SA MAJESTÉ LA REINE,

intimée.

[TRADUCTION FRANÇAISE]

 

 

Appel entendu le 27 juin 2016 à North Bay (Ontario).

 

Devant : L’honorable juge Randall S. Bocock

 

Comparutions :

 

Avocat de l’appelant :                            Me Gregory DuCharme

Avocate de l’intimée :                             Me Gabrielle White                    

 

JUGEMENT

 

          CONFORMÉMENT aux motifs du jugement ci-joint, l’appel interjeté à l’encontre de l’avis de ratification, daté du 15 juillet 2014, et concernant en partie un avis de cotisation, daté du 29 août 2013, délivré en vertu de la Loi de l’impôt sur le revenu pour l’année d’imposition 2012, est par les présentes rejeté.

 

Signé à Ottawa, Canada, ce 14e jour de septembre 2016.

« R. S. Bocock »

Juge Bocock

 

 


Référence : 2016 CCI 197

Date : 20160914

Dossier : 2014-3977(IT)I


ENTRE :

MICHAEL HARDER,

appelant,

et

SA MAJESTÉ LA REINE,

intimée.

 

[TRADUCTION FRANÇAISE]

MOTIFS DU JUGEMENT

 

Juge Bocock

I. Introduction

[1]             L’appelant, Michael Harder, en appelle du refus par le ministre d’accorder des crédits d’impôt non remboursables s’élevant à 10 882,00 $ et à 2 191,00 $, demandés en 2012, et se rapportant à une personne à charge admissible et à un enfant admissible (« déductions pour personnes à charge »), respectivement.
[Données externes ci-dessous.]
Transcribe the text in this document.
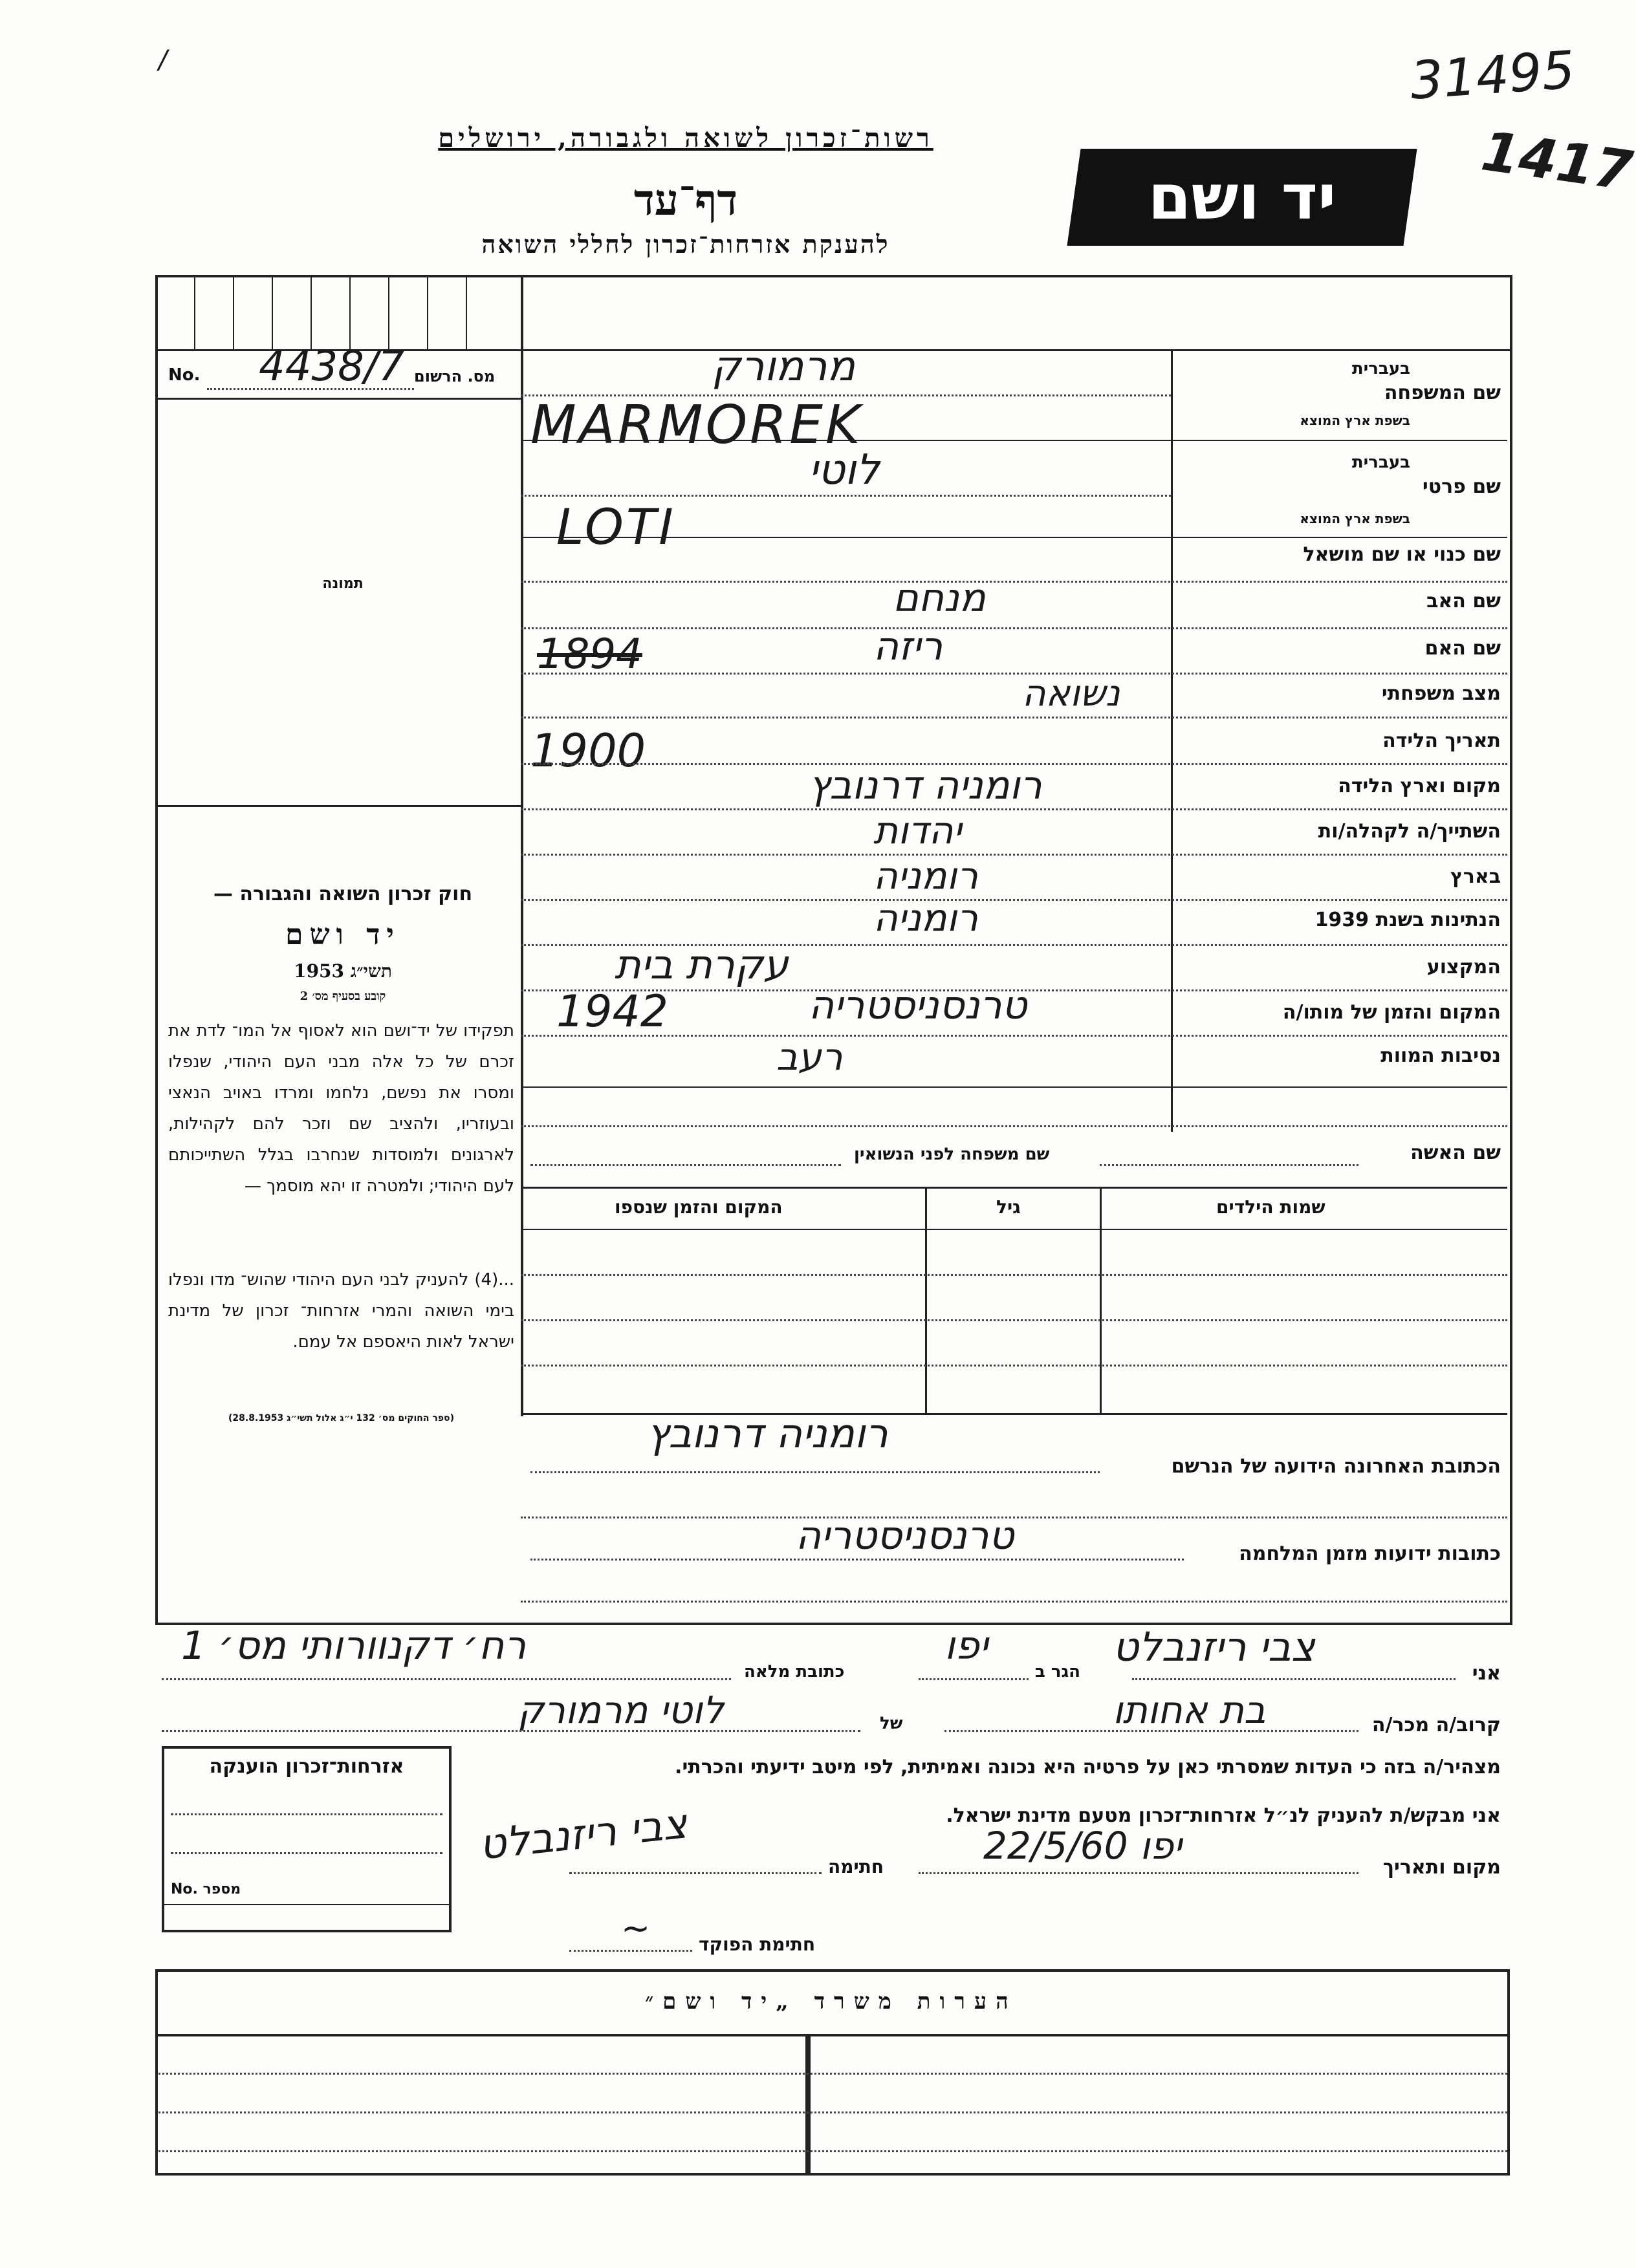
31495
1417
רשות־זכרון לשואה ולגבורה, ירושלים
דף־עד
להענקת אזרחות־זכרון לחללי השואה
יד ושם
No. 4438/7 מס. הרשום
תמונה
שם המשפחה
בעברית
בשפת ארץ המוצא
מרמורק
MARMOREK
שם פרטי
בעברית
בשפת ארץ המוצא
לוטי
LOTI	שם כנוי או שם מושאל
שם האב
מנחם
שם האם
ריזה
1894
מצב משפחתי
נשואה
תאריך הלידה
1900
מקום וארץ הלידה
רומניה דרנובץ
השתייך/ה לקהלה/ות
יהדות
בארץ
רומניה
הנתינות בשנת 1939
רומניה
המקצוע
עקרת בית
המקום והזמן של מותו/ה
טרנסניסטריה
1942
נסיבות המוות
רעב
שם האשה
שם משפחה לפני הנשואין
שמות הילדים
גיל
המקום והזמן שנספו
חוק זכרון השואה והגבורה —
יד ושם
תשי״ג 1953
קובע בסעיף מס׳ 2
תפקידו של יד־ושם הוא לאסוף אל המו־ לדת את זכרם של כל אלה מבני העם היהודי, שנפלו ומסרו את נפשם, נלחמו ומרדו באויב הנאצי ובעוזריו, ולהציב שם וזכר להם לקהילות, לארגונים ולמוסדות שנחרבו בגלל השתייכותם לעם היהודי; ולמטרה זו יהא מוסמך —
...(4) להעניק לבני העם היהודי שהוש־ מדו ונפלו בימי השואה והמרי אזרחות־ זכרון של מדינת ישראל לאות היאספם אל עמם.
(ספר החוקים מס׳ 132 י״ג אלול תשי״ג 28.8.1953)
הכתובת האחרונה הידועה של הנרשם
רומניה דרנובץ
כתובות ידועות מזמן המלחמה
טרנסניסטריה
אני
צבי ריזנבלט
הגר ב
יפו
כתובת מלאה
רח׳ דקנוורותי מס׳ 1
קרוב/ה מכר/ה
בת אחותו
של
לוטי מרמורק
מצהיר/ה בזה כי העדות שמסרתי כאן על פרטיה היא נכונה ואמיתית, לפי מיטב ידיעתי והכרתי.
אני מבקש/ת להעניק לנ״ל אזרחות־זכרון מטעם מדינת ישראל.
מקום ותאריך
יפו 22/5/60
חתימה
צבי ריזנבלט
חתימת הפוקד
~
אזרחות־זכרון הוענקה
No. מספר
הערות משרד „יד ושם״
/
[2]             Les faits non contestés sont les suivants :

(1)    M. Harder et sa femme se sont séparés en 2011.

(2)    Ils avaient deux enfants mineurs, issus du mariage.

(3)    Ils ont réglé toutes les questions en suspens concernant la pension alimentaire, la garde conjointe (partage des responsabilités parentales), les soins et l’éducation des enfants, toutes ces dispositions étant énoncées dans un consentement écrit déposé à la Cour supérieure de justice de l’Ontario (Tribunal de la famille) en août 2012 (le « consentement »).

(4)    Le consentement a été approuvé par la Cour, et, compte tenu du revenu annuel de chacun des conjoints, M. Harder a été tenu de verser une pension alimentaire pour enfants pour les mois de septembre à décembre 2012 et par la suite;

(5)    Plus précisément, des extraits pertinents du consentement se lisent comme suit :

[TRADUCTION]

5. [...] conformément aux Lignes directrices, le montant de la pension alimentaire pour deux enfants s’élève à 356,00 $ par mois, selon le revenu de la demanderesse, en vertu de l’annexe A ci-jointe.

6. [...] conformément aux Lignes directrices, le montant de la pension alimentaire pour deux enfants s’élève à 894,00 $ par mois, selon le revenu du défendeur, en vertu de l’annexe A ci-jointe.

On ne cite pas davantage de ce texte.